Russia-CIS Trade Turnover Grew by Quarter Last Year

Russia’s foreign trade turnover with all members of the Commonwealth of Independent State (CIS) increased in 2017, according to data from the Russian Federal Customs Service.

According to AzerNews, the increase was highest in the trade with Azerbaijan (34.5 percent), Uzbekistan (33.9 percent), and Kyrgyzstan (31.6 percent).

Belarus remains Russia’s main trading partner among the CIS countries. By the end of the year, trade with it increased by 26 percent to $30.2 billion. Export volumes grew by 29.2 percent to $18.4 billion, while imports – by 21.2 percent to $11.8 billion, the Customs Service said.

The Commonwealth of Independent States also called the Russian Commonwealth is a loose confederation of 9 member states and 2 associate members that are located in Eurasia (primarily in Central to North Asia), formed during the dissolution of the Soviet Union, and which were all former Soviet Republics.

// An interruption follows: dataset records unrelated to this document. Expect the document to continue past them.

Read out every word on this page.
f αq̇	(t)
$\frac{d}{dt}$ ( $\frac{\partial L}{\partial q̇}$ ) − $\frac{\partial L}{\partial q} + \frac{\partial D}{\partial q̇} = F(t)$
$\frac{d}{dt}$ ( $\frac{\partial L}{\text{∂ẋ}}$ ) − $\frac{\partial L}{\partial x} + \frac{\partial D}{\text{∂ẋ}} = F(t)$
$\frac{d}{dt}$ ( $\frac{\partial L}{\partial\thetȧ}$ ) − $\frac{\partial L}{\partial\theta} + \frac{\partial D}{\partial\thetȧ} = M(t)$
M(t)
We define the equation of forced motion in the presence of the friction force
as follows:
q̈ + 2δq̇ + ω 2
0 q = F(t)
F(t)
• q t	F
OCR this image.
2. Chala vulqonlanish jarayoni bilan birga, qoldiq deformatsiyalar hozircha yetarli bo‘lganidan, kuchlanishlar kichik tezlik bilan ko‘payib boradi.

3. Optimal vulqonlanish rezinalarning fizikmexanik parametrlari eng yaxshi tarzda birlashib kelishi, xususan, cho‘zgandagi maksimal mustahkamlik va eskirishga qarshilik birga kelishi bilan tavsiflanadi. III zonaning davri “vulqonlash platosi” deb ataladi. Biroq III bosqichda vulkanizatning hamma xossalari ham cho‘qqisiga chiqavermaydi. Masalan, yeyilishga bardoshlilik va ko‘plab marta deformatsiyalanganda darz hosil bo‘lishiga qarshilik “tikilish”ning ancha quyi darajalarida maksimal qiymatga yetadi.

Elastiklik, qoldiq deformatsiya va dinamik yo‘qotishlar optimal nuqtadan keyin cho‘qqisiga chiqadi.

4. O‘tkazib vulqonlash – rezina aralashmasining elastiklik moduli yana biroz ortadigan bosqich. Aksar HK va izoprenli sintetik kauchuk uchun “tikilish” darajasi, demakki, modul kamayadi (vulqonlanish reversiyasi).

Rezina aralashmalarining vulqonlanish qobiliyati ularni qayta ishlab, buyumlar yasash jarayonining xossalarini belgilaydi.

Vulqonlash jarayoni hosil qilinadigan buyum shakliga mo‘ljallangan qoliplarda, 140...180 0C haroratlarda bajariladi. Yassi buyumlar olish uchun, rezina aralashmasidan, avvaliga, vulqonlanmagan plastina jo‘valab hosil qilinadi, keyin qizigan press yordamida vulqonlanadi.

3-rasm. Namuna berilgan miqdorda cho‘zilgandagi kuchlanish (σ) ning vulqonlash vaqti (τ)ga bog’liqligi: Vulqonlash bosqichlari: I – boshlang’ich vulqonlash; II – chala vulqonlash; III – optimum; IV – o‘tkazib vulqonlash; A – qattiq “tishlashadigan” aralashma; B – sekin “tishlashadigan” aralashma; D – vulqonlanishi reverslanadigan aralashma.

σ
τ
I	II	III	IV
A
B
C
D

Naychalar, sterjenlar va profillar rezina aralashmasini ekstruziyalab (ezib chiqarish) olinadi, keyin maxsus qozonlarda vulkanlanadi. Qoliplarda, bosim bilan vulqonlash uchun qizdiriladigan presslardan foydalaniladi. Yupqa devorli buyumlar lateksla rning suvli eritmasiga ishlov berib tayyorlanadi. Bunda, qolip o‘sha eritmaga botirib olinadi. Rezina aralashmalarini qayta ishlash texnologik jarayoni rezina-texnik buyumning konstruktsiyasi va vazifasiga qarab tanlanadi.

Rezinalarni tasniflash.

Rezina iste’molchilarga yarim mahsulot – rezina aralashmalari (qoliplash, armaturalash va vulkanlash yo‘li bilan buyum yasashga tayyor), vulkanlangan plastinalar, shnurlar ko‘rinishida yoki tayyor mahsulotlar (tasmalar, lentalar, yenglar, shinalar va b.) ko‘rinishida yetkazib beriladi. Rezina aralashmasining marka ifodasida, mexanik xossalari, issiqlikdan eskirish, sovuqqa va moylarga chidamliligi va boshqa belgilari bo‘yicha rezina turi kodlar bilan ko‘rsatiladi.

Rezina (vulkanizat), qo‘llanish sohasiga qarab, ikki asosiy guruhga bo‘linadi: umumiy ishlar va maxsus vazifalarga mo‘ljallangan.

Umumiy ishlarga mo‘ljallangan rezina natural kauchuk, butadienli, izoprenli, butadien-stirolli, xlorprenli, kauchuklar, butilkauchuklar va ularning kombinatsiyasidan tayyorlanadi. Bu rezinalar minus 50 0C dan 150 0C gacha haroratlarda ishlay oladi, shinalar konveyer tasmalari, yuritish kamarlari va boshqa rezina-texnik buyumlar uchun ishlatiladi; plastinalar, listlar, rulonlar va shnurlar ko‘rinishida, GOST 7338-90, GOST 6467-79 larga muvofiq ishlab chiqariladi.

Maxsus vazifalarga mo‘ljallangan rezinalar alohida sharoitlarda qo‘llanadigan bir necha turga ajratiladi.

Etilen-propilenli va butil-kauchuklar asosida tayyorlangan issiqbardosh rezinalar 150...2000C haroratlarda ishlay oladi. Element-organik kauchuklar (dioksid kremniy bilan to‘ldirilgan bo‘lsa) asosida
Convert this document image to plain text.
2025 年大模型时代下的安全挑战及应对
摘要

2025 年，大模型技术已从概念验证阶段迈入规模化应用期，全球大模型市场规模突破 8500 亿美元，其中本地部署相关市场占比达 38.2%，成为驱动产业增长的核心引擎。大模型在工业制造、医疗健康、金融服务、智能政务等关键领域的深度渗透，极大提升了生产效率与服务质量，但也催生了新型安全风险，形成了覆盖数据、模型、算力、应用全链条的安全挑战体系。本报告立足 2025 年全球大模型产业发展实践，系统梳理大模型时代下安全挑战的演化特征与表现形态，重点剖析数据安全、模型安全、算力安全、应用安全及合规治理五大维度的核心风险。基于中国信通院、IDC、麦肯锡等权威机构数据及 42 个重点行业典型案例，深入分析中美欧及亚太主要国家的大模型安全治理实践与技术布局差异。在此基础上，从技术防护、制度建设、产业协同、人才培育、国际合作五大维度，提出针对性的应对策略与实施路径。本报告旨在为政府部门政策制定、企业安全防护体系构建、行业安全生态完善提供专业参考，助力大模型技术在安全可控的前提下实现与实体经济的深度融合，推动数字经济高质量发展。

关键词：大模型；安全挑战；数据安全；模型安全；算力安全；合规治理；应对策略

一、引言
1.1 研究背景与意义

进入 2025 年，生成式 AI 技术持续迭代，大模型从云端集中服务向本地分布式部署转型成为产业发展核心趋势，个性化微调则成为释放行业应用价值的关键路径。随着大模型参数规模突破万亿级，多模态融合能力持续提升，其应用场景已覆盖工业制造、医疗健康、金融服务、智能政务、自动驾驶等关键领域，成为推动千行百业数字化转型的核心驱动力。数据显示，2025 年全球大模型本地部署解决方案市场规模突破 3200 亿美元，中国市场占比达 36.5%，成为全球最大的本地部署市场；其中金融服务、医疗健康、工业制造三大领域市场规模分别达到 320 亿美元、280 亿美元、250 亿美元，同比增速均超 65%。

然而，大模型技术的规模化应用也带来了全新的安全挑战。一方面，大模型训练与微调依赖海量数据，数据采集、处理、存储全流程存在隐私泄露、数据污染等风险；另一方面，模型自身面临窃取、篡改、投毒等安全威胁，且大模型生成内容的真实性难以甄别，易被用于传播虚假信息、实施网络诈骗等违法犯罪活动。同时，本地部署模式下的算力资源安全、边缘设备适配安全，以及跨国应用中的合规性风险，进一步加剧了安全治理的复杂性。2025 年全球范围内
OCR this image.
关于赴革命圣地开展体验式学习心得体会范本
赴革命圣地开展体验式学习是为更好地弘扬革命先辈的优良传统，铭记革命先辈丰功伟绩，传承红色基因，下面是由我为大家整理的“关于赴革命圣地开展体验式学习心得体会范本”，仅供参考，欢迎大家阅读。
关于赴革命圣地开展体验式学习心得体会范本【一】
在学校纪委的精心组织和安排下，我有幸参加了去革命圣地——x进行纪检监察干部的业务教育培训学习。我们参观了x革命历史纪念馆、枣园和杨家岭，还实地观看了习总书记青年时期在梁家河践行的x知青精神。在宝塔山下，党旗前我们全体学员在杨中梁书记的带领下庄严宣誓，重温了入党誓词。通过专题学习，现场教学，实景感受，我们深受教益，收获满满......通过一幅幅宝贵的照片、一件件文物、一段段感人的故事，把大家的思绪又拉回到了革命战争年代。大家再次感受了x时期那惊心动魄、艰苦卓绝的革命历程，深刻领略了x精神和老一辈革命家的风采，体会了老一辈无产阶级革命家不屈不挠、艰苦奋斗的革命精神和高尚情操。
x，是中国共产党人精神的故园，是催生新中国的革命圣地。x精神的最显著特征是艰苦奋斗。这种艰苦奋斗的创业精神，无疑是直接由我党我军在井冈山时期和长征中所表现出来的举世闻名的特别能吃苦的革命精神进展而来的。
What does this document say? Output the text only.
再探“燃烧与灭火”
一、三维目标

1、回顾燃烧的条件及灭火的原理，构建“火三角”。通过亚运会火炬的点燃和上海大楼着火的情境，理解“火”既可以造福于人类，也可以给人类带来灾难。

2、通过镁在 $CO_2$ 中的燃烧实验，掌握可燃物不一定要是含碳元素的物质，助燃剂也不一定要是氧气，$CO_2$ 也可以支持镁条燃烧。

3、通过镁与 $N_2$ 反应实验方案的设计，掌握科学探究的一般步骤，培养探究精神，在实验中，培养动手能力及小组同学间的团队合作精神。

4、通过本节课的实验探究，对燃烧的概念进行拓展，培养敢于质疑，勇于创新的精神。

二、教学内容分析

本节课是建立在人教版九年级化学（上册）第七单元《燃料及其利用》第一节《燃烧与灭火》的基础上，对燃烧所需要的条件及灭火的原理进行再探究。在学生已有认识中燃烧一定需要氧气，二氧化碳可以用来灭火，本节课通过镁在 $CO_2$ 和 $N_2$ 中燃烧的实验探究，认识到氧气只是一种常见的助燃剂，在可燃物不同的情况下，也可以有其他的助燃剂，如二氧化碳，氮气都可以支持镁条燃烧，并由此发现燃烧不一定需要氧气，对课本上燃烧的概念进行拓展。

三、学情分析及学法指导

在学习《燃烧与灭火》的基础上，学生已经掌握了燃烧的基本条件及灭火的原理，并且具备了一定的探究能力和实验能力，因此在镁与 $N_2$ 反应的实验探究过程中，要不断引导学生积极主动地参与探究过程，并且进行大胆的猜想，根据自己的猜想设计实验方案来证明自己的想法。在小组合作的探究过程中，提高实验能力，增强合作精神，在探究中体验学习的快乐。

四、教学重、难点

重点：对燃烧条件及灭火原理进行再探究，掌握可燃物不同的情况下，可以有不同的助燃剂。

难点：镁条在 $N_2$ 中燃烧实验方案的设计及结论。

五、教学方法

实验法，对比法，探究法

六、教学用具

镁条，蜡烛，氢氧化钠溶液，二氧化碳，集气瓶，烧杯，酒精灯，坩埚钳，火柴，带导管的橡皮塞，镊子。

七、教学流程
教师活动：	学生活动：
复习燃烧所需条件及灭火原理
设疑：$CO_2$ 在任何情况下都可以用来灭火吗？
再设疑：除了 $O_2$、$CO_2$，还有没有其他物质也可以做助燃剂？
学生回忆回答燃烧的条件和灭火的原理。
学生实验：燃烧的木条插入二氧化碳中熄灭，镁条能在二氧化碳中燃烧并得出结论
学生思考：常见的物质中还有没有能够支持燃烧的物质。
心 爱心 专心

Russia’s second largest trading partner in the CIS is Kazakhstan, with foreign trade turnover between the two states increasing by 30 percent up to $17.2 billion. Kazakhstan purchases metals, oil, machinery and equipment from Russia, and, in exchange, transports oil products, rolled metal, copper, and inorganic chemicals.

Meanwhile, trade with Ukraine also showed impressive growth, despite the two countries being de facto at war and a multitude of existing mutual prohibitions and withdrawal from the free trade zone within the CIS. Trade turnover between Russia and Ukraine increased by a quarter compared to 2016, up to $12.9 billion.

Overall, foreign trade turnover with the CIS countries amounted to $72.3 billion in 2017, thus having increased by 25.8 percent compared to 2016. Exports volumes went up by 26.3 percent to $72.3 billion, and imports – by 24.9 percent to $24.5 billion.

The growth is associated with a rise in prices for mineral products, which is a key commodity in the trade with Russia’s partners. Also, the increase in production, the recovery of the economy and the strengthening of the ruble last year’s lows have also contributed to the growth, analysts say.